Coal Tattoo

President-elect Trump’s coal con

A group of coal miners wave signs for Republican presidential candidate Donald Trump as they wait for a rally in Charleston, W.Va., Thursday, May 5, 2016. (AP Photo/Steve Helber)


We had another story over the weekend examining what the outcome of last week’s presidential election might mean for West Virginia’s coal industry, and more importantly for the coalfield communities that are hurting in the wake of mining’s inevitable decline.

At the same time, there were remarkable reports out of both of the major papers in Kentucky that are worth reading.

First, here’s the Courier-Journal:

Senate Majority Leader Mitch McConnell hedged on Friday about when and if Republicans would be able to bring coal mining jobs to Kentucky, saying that is a “private sector activity.”

“We are going to be presenting to the president a variety of options that could end this assault,” McConnell said. “Whether that immediately brings business back, that’s hard to tell because this is a private sector activity.”

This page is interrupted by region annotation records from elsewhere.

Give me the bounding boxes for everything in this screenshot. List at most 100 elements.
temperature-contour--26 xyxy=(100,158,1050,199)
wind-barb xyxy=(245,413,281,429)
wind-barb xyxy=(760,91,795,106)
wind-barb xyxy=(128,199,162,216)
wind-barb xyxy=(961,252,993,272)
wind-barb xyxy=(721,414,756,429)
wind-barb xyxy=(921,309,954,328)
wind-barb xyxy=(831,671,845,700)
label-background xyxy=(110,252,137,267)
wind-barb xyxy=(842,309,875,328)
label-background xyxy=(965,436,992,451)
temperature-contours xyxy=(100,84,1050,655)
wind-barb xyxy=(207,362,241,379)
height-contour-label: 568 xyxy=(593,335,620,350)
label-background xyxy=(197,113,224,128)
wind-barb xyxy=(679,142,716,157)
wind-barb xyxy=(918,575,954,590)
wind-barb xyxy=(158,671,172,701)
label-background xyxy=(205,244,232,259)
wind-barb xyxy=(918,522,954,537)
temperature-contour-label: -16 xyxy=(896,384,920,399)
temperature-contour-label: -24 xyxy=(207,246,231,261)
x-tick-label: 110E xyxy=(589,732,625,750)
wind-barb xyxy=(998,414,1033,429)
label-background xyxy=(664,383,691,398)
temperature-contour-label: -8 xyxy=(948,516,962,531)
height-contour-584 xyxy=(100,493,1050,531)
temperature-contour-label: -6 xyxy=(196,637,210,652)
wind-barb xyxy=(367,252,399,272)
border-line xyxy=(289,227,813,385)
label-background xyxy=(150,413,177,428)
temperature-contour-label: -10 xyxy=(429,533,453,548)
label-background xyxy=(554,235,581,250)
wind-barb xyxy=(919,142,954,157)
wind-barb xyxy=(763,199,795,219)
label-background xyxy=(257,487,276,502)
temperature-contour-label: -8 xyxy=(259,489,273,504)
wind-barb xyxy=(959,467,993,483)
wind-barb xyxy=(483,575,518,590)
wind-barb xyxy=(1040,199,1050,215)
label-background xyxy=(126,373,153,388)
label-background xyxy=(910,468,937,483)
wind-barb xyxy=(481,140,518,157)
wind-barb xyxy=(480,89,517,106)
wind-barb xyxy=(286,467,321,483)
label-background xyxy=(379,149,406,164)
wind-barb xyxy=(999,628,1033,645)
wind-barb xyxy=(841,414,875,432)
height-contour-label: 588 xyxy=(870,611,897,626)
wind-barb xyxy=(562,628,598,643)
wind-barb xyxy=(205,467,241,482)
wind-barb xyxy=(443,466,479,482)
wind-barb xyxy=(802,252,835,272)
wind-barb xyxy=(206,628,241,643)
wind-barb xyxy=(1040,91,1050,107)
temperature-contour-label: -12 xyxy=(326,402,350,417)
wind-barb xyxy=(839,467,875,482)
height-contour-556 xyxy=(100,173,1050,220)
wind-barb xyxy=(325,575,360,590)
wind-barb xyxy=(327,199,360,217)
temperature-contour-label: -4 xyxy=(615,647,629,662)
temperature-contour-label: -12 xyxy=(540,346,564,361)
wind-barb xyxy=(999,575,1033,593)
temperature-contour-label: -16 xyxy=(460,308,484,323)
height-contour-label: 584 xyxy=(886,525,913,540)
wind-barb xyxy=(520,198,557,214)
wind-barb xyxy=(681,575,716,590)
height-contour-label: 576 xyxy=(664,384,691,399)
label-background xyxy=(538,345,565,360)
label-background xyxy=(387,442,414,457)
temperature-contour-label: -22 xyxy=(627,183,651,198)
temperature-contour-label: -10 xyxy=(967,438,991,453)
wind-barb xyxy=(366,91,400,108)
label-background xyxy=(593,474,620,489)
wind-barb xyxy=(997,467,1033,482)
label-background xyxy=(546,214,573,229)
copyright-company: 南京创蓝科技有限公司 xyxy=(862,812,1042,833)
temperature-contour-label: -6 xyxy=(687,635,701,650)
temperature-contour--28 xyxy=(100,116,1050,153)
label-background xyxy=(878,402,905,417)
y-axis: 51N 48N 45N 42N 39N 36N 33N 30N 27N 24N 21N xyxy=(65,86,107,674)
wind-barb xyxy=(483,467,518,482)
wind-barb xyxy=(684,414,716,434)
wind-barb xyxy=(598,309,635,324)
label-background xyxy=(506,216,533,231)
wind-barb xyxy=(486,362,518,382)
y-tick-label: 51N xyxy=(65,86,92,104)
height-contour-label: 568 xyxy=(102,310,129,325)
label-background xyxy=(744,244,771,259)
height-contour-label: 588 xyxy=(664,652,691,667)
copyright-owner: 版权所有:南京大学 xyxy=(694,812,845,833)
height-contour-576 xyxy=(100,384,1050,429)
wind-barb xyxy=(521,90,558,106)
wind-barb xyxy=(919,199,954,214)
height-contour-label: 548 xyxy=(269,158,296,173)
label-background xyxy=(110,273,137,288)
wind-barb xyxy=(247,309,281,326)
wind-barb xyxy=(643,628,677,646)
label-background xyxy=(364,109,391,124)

And there’s this even more remarkable line from the Herald-Leader:

 The interim president of the Kentucky Coal Association was more direct about the future of coal mining in Eastern Kentucky.

“I would not expect to see a lot of growth because of the Trump presidency,” Nick Carter said in an interview. “If there is any growth in Eastern Kentucky, it will be because of an improved economy for coal.”

So, basically, all those politicians and industry officials and career campaign consultants who spent most of the campaign trying to convince the hard-working people of the coalfields that another boom would be just around the corner … Well, I guess we were supposed to take them seriously, but not literally.